The House Transportation Committee on Wednesday released an investigative report (pdf) produced by Democratic staff, which concluded: “The Max crashes were not the result of a singular failure, technical mistake, or mismanaged event. They were the horrific culmination of a series of faulty technical assumptions by Boeing’s engineers, a lack of transparency on the part of Boeing’s management, and grossly insufficient oversight by the FAA.”

The committee, in the course of its 18-month investigation into the design, development, and certification of the 737 MAX, found that both Boeing and FAA share responsibility for the development and certification “of an aircraft that was unsafe.”

The report documents what it says is “a disturbing pattern of technical miscalculations and troubling management misjudgments” by Boeing, combined with “numerous oversight lapses and accountability gaps by the FAA.”

Lion Air flight 610 crashed in October 2018, and Ethiopian Airlines flight 302 crashed in March 2019. Both carriers were flying the Boeing 737 Max aircraft.

Epoch Times Photo

Epoch Times Photo

An Indonesian National Transportation Safety Commission (KNKT) official examines a turbine engine from the Lion Air flight JT610 at Tanjung Priok port in Jakarta, Indonesia, on Nov. 4, 2018. (Beawiharta/Reuters)

The report is the latest of many investigations into the 737 Max crashes and includes little new information. But it appears to be the most comprehensive in analyzing both Boeing’s and the FAA’s roles in developing and certifying an ultimately flawed commercial passenger jet.

House Transportation Committee Chairman Peter DeFazio (D-Ore.) in a statement accused Boeing of placing profit ahead of safety.

“Our report lays out disturbing revelations about how Boeing—under pressure to compete with Airbus and deliver profits for Wall Street—escaped scrutiny from the FAA, withheld critical information from pilots, and ultimately put planes into service that killed 346 innocent people,” he said.

The issues highlighted in the report include production pressures that jeopardized the safety of the flying public, faulty design and performance assumptions, a culture of concealment, and excess influence of Boeing over the FAA’s oversight structure.

“On behalf of the families of the victims of both crashes, as well as anyone who steps on a plane expecting to arrive at their destination safely, we are making this report public to put a spotlight not only on the broken safety culture at Boeing but also the gaps in the regulatory system at the FAA that allowed this fatally-flawed plane into service,” DeFazio said.

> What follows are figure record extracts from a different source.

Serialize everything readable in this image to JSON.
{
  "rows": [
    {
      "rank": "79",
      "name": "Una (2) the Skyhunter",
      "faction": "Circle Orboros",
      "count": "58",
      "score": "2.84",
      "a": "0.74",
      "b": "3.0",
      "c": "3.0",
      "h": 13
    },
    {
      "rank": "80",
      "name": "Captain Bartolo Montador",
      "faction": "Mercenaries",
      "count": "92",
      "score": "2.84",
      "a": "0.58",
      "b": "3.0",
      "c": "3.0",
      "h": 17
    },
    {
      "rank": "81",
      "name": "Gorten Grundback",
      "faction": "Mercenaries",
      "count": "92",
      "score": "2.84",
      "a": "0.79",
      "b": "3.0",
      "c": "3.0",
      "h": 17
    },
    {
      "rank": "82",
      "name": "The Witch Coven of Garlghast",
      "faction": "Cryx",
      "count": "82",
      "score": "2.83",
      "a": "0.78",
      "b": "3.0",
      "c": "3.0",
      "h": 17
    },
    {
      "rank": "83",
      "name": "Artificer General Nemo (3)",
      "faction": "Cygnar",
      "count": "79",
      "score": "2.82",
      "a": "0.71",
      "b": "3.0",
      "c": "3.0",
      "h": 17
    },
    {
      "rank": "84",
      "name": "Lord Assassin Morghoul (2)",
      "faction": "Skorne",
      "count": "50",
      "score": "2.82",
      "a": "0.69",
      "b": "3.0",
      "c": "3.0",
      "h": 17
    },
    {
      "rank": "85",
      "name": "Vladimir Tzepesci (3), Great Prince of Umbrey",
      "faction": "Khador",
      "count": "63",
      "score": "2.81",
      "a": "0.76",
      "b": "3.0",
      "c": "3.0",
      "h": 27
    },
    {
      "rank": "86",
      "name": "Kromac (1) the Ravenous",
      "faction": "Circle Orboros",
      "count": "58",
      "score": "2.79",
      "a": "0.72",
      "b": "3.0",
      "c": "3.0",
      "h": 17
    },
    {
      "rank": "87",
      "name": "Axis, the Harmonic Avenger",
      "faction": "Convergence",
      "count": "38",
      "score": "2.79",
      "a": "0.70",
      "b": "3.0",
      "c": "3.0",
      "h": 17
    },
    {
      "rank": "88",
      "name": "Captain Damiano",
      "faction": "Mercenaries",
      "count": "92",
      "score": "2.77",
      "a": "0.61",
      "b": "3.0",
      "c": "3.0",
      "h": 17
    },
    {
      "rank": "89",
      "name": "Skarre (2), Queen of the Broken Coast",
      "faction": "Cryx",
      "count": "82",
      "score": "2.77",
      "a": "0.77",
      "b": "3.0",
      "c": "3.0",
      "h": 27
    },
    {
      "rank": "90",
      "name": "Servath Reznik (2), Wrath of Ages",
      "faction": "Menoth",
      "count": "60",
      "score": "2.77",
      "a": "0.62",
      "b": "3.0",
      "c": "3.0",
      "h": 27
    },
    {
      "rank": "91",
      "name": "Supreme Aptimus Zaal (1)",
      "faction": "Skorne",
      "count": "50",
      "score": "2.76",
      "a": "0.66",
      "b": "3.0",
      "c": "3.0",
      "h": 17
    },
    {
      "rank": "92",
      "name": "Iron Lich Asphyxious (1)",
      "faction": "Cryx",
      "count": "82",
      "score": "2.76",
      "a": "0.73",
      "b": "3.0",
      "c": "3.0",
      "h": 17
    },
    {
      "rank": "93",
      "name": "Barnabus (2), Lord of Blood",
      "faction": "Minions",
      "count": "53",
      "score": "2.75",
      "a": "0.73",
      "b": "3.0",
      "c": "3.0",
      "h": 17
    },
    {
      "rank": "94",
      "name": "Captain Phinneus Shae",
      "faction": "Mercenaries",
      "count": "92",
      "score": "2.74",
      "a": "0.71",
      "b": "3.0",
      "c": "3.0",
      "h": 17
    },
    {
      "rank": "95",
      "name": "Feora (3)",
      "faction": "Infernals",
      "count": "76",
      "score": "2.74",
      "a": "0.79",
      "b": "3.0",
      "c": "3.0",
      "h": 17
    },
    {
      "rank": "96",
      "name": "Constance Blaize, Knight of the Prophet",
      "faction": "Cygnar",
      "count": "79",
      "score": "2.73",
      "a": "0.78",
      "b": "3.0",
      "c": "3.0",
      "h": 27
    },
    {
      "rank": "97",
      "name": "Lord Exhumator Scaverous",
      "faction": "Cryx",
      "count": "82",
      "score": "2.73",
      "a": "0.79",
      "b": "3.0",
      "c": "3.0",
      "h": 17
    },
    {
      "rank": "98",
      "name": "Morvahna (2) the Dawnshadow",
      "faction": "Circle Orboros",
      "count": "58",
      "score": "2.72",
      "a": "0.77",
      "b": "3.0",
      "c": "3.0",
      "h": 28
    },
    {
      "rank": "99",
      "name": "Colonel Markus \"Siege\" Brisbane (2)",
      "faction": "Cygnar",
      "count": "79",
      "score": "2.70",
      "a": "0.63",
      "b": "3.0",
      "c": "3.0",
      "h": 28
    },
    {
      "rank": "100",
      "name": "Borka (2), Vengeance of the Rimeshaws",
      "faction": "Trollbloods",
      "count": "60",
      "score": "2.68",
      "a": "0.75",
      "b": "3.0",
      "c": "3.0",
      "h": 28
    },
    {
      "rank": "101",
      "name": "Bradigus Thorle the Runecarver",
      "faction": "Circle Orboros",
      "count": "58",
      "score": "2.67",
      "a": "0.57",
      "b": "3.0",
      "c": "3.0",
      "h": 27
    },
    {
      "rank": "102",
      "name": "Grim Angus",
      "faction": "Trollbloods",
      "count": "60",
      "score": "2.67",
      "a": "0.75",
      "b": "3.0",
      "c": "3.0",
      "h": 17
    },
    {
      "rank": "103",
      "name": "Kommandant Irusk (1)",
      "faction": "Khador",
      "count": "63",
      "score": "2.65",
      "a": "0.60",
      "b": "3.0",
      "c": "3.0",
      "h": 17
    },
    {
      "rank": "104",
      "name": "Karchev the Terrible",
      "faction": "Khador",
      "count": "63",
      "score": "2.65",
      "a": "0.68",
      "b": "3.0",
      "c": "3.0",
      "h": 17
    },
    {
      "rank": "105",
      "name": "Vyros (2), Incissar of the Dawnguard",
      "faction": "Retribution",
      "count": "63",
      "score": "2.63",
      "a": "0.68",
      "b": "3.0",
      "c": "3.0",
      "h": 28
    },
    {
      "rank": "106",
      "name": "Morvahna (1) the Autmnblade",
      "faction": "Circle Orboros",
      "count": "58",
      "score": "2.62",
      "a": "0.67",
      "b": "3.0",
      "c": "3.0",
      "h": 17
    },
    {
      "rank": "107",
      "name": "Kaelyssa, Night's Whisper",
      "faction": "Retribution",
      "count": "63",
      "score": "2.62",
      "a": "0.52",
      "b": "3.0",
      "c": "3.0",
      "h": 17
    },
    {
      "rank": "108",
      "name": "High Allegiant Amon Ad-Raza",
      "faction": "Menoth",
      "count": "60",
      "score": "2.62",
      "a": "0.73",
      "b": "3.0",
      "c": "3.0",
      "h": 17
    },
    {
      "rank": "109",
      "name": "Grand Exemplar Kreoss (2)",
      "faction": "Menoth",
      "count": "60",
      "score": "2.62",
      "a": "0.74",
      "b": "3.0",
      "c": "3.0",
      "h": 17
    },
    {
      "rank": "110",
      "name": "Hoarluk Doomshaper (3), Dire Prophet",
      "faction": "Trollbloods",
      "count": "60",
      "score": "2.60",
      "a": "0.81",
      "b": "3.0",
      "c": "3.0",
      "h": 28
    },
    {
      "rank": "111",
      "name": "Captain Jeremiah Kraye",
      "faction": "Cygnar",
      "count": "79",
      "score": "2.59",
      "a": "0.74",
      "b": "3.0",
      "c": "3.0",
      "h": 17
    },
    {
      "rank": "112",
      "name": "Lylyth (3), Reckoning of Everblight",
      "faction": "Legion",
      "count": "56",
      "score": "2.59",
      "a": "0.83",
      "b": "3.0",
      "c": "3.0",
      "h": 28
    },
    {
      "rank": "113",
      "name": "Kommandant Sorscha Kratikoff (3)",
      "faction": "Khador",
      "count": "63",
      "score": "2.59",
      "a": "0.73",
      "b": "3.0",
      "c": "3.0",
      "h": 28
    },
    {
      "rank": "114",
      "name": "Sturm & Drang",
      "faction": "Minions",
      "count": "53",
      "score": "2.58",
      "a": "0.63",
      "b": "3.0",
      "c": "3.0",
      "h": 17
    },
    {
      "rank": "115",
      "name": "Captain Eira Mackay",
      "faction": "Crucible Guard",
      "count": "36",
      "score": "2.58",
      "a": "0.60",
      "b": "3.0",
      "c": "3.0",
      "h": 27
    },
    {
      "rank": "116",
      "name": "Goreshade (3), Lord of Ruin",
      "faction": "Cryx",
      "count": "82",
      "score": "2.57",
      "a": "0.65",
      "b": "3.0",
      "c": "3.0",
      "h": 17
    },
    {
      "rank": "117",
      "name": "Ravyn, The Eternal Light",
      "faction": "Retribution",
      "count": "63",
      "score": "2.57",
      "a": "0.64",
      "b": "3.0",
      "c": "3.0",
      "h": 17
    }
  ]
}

In a statement, a Boeing spokesman said the company has “learned many hard lessons” from the crashes “and from the mistakes we have made.” Boeing has “made fundamental changes to our company as a result, and continue[s] to look for ways to improve,” the statement added. “Change is always hard and requires daily commitment, but we as a company are dedicated to doing the work,” the company said.

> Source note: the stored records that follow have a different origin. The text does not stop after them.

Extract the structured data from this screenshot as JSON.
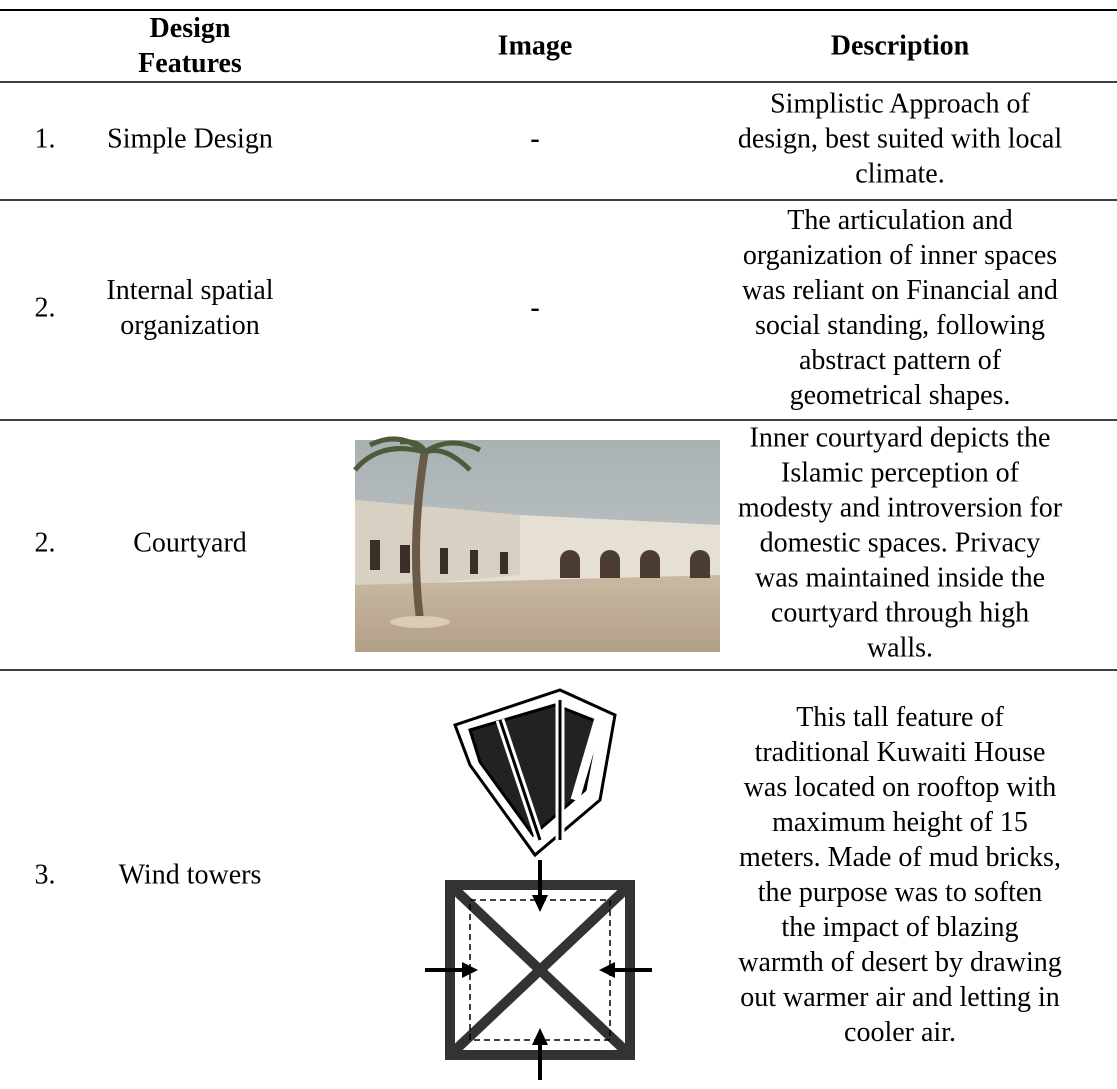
{
  "table": {
    "header": [
      [
        "Design",
        "Features"
      ],
      [
        "Image"
      ],
      [
        "Description"
      ]
    ],
    "rows": [
      {
        "number": "1.",
        "feature": [
          "Simple Design"
        ],
        "image": "-",
        "description": [
          "Simplistic Approach of",
          "design, best suited with local",
          "climate."
        ]
      },
      {
        "number": "2.",
        "feature": [
          "Internal spatial",
          "organization"
        ],
        "image": "-",
        "description": [
          "The articulation and",
          "organization of inner spaces",
          "was reliant on Financial and",
          "social standing, following",
          "abstract pattern of",
          "geometrical shapes."
        ]
      },
      {
        "number": "2.",
        "feature": [
          "Courtyard"
        ],
        "description": [
          "Inner courtyard depicts the",
          "Islamic perception of",
          "modesty and introversion for",
          "domestic spaces. Privacy",
          "was maintained inside the",
          "courtyard through high",
          "walls."
        ]
      },
      {
        "number": "3.",
        "feature": [
          "Wind towers"
        ],
        "description": [
          "This tall feature of",
          "traditional Kuwaiti House",
          "was located on rooftop with",
          "maximum height of 15",
          "meters. Made of mud bricks,",
          "the purpose was to soften",
          "the impact of blazing",
          "warmth of desert by drawing",
          "out warmer air and letting in",
          "cooler air."
        ]
      }
    ]
  }
}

The FAA, in a statement, said it “is committed to continually advancing aviation safety and looks forward to working with the committee to implement improvements identified in its report.”

The regulatory agency added that it has launched initiatives aimed at “improving [its] organization, processes, and culture.”

The FAA stated that it is also mandating “a number of design changes to the Boeing 737 Max before it returns to passenger service.”

DeFazio said the committee report lays out a road map for reinforcing regulatory transparency and aviation safety. Steps include restoring FAA’s and Boeing’s safety focus and improving safety cultures.